While it is essential to challenge various personal and institutional ties to Palestinian dispossession, NDP officialdom’s connections to Israel lobby groups wasn’t what drove their suppression of the Palestine Resolution. Rather, as I detailed, the party establishment’s overriding concern was media backlash. But, silencing and driving out extreme anti-Palestinian voices and disrupting the party leadership’s ties to Israel lobby groups is a more achievable medium-term objective than shifting the dominant media. Additionally, getting the NDP — a powerful political institution — to forthrightly criticize Canada’s complicity in Palestinian dispossession is necessary in order to force open space within the dominant media to challenge Israeli policy.
Confronting suppression of the Palestine Resolution and the party establishment’s ties to Israel lobby groups is also essential to constrain their capacity to repeat the same anti-democratic practices at the next convention. Putting the party leadership on the defensive over the Palestine Resolution and its ties to Israel lobby organizations also increases the likelihood that they will criticize the federal government’s indifference to Israel’s killings in Gaza, detention of Palestinian children, Donald Trump’s decision to move the US Embassy to Jerusalem and opposition to proper labeling of Israeli settlement wine (issues the NDP foreign critic has recently criticized). The party leadership has taken these basic steps partly as a way to head off activist pressure.

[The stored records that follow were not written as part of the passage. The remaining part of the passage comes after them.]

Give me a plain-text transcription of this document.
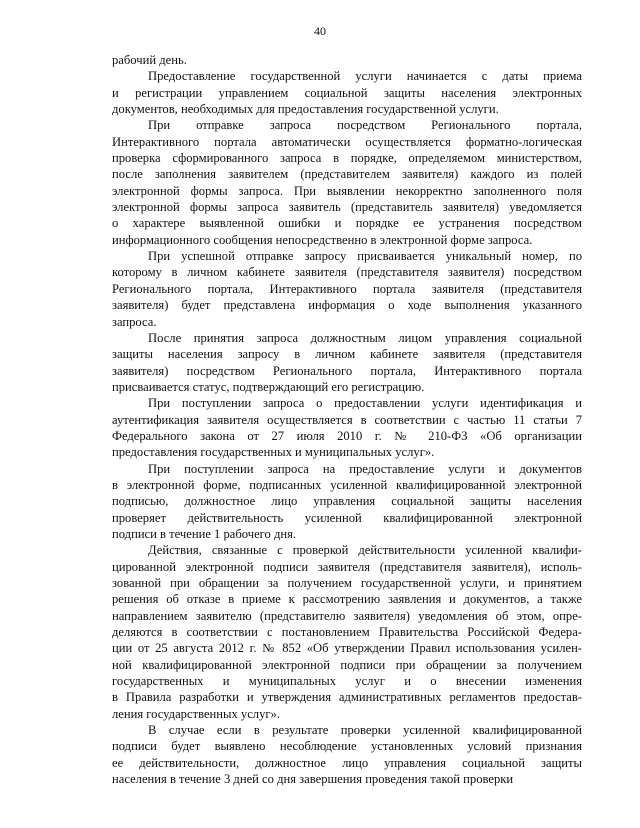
40
рабочий день.
Предоставление государственной услуги начинается с даты приема
и регистрации управлением социальной защиты населения электронных
документов, необходимых для предоставления государственной услуги.
При отправке запроса посредством Регионального портала,
Интерактивного портала автоматически осуществляется форматно-логическая
проверка сформированного запроса в порядке, определяемом министерством,
после заполнения заявителем (представителем заявителя) каждого из полей
электронной формы запроса. При выявлении некорректно заполненного поля
электронной формы запроса заявитель (представитель заявителя) уведомляется
о характере выявленной ошибки и порядке ее устранения посредством
информационного сообщения непосредственно в электронной форме запроса.
При успешной отправке запросу присваивается уникальный номер, по
которому в личном кабинете заявителя (представителя заявителя) посредством
Регионального портала, Интерактивного портала заявителя (представителя
заявителя) будет представлена информация о ходе выполнения указанного
запроса.
После принятия запроса должностным лицом управления социальной
защиты населения запросу в личном кабинете заявителя (представителя
заявителя) посредством Регионального портала, Интерактивного портала
присваивается статус, подтверждающий его регистрацию.
При поступлении запроса о предоставлении услуги идентификация и
аутентификация заявителя осуществляется в соответствии с частью 11 статьи 7
Федерального закона от 27 июля 2010 г. № 210-ФЗ «Об организации
предоставления государственных и муниципальных услуг».
При поступлении запроса на предоставление услуги и документов
в электронной форме, подписанных усиленной квалифицированной электронной
подписью, должностное лицо управления социальной защиты населения
проверяет действительность усиленной квалифицированной электронной
подписи в течение 1 рабочего дня.
Действия, связанные с проверкой действительности усиленной квалифи-
цированной электронной подписи заявителя (представителя заявителя), исполь-
зованной при обращении за получением государственной услуги, и принятием
решения об отказе в приеме к рассмотрению заявления и документов, а также
направлением заявителю (представителю заявителя) уведомления об этом, опре-
деляются в соответствии с постановлением Правительства Российской Федера-
ции от 25 августа 2012 г. № 852 «Об утверждении Правил использования усилен-
ной квалифицированной электронной подписи при обращении за получением
государственных и муниципальных услуг и о внесении изменения
в Правила разработки и утверждения административных регламентов предостав-
ления государственных услуг».
В случае если в результате проверки усиленной квалифицированной
подписи будет выявлено несоблюдение установленных условий признания
ее действительности, должностное лицо управления социальной защиты
населения в течение 3 дней со дня завершения проведения такой проверки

Of course, a party serious about opposing Canadian complicity in Palestinian dispossession would also challenge Canada-Israel military ties, a free trade agreement that allows settlement products to enter Canada duty-free, registered charities that channel tens of millions of dollars to projects supporting Israel’s powerful military, racist institutions and illegal settlements, etc.
At a certain level the question is which ideology and individuals are at home in the NDP: Those in favor of suppressing debate on the Palestine Resolution and Canadian complicity in Palestinian dispossession or those who support Palestinian rights and party democracy.
It is necessary, for justice and democracy’s sake, that those who thwarted the Palestine Resolution come to regret their decision. They must realize that while not in control of the party machinery or dominant media, Palestine solidarity activists have righteousness on their side and wind in their sails.